TÜSİAD Başkanı Haluk Dinçer, STEM zirvesinde ekonomiye dair görüşlerini aktardı.
Türk Sanayicileri ve İşadamları Derneği (TÜSİAD) Yönetim Kurulu Başkanı Haluk Dinçer, “Teknoloji ithal ederek, cari açık problemini sürekli yaşayarak, orta gelir tuzağına takılı kalarak 21. yüzyılın rekabet koşullarında ayakta kalmamız mümkün değil” dedi.
TÜSİAD, Samsung ana sponsorluğunda, Kibar Holding, Koç Holding ve Siemens sponsorlukları, Türkiye Metal Sanayicileri Sendikası ve Türkiye Tekstil Sanayii İşverenleri Sendikası’nın destekleriyle “Science, Technology, Engineering, Mathematics (STEM) / Fen, Teknoloji, Mühendislik, Matematik” eğitiminin önemini ve bu alanda iş gücüne duyulan ihtiyacı vurgulamak amacıyla zirve düzenledi.
İNSANA YATIRIM YAPILMALI
Haluk Dinçer, zirvenin açılışında yaptığı konuşmada, teknolojinin gelişmesi ve ekonomide bilginin ağırlığının artmasının, hem mikro planda bireylerin hayatını hem de makro planda ülkelerin ekonomik performansını çok yakından etkilediğini söyledi. İnsana yatırım yapan, bilim ve teknoloji üreten ülkelerin ekonomik büyümelerini de sürdürülebilir hale getirmeyi başardığına işaret eden Dinçer, ekonomik gelişmişlik ve kalkınma seviyesi ile inovasyon ve teknoloji oluşturma kapasitesi arasında doğru orantılı bir ilişki olduğunu vurguladı.
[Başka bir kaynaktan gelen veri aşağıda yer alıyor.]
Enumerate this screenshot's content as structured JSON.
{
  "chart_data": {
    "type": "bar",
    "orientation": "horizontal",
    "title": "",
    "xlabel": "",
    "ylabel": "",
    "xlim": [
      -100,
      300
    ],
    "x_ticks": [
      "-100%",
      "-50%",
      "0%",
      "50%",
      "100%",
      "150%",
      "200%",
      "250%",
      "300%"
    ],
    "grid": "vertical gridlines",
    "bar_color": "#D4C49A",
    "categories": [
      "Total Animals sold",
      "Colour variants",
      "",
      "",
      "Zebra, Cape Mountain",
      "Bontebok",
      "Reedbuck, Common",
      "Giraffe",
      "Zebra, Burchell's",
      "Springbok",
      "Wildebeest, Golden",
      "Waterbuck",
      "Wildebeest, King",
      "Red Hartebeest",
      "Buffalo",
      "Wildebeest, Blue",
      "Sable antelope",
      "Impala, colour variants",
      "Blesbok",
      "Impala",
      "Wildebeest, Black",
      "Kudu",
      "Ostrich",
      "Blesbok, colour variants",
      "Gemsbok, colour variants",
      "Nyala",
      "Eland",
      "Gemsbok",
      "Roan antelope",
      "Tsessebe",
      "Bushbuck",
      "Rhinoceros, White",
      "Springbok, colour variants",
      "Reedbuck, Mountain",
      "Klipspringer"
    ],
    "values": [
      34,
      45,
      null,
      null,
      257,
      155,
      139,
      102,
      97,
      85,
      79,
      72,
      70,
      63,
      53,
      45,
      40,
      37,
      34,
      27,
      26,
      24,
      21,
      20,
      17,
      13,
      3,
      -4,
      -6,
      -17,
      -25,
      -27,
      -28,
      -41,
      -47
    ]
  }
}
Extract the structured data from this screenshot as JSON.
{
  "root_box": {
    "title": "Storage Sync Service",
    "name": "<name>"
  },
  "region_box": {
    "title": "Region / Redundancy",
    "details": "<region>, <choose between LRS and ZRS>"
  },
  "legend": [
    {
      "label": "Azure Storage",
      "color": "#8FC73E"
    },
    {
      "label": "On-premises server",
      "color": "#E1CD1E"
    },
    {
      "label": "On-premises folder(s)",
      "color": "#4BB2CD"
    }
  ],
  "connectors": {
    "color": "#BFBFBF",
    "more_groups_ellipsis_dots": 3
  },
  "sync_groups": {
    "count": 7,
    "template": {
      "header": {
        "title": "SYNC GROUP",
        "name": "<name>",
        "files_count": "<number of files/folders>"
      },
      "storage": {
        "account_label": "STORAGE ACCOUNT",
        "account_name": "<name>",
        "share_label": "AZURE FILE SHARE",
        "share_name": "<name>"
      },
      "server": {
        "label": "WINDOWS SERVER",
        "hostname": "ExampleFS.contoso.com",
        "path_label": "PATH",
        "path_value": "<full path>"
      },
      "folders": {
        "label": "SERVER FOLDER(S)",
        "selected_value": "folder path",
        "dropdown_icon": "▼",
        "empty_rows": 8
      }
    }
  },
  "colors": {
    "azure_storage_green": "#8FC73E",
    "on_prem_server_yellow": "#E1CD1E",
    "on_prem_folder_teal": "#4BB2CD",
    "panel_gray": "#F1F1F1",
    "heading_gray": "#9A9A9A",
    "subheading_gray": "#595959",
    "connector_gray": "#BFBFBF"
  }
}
ORTA GELİR TUZAĞINA DİKKAT
Dinçer, Sanayi Strateji Belgesi’nde de sanayinin rekabet edebilirliğinin ve verimliliğinin yükseltilmesi, dünya ihracatından daha fazla pay alacak şekilde yüksek katma değerli ve ileri teknolojili ürünlerin üretilmesinin bir vizyon olarak ortaya konduğunu anımsattı. “Gerçekten de teknoloji ithal ederek, cari açık problemini sürekli yaşayarak, orta gelir tuzağına takılı kalarak 21. yüzyılın rekabet koşullarında ayakta kalmamız mümkün değil” diyen Dinçer, Türkiye’nin sürdürülebilir büyüme ve kalkınma için en büyük itici gücünün insan gücü olduğuna dikkati çekti.
TÜSİAD Başkanı Dinçer, 2041 yılında Türkiye’de çalışma çağındaki nüfusun 65 milyona ulaşmasının beklendiğini hatırlatarak, bu potansiyelin en iyi şekilde değerlendirilmesi gerektiğini belirtti.
KALKINMANIN TEMELİ EĞİTİM
Dinçer, “Eğitimin, kalkınmanın en temel taşıyıcı unsuru olduğunun altını her zaman kuvvetle çiziyoruz. Bugün ise özel olarak, fen, teknoloji, mühendislik, matematik, yani İngilizce kısaltmasıyla ‘STEM’ konusunda eğitimin ve iş gücünün önemini vurgulamak istiyoruz. Çünkü STEM eğitimi ve iş gücü, bilgi ekonomisinin olmazsa olmazı. İnovasyon ve rekabetçilik endekslerinde de iyi bir konumda sayılmayız” dedi.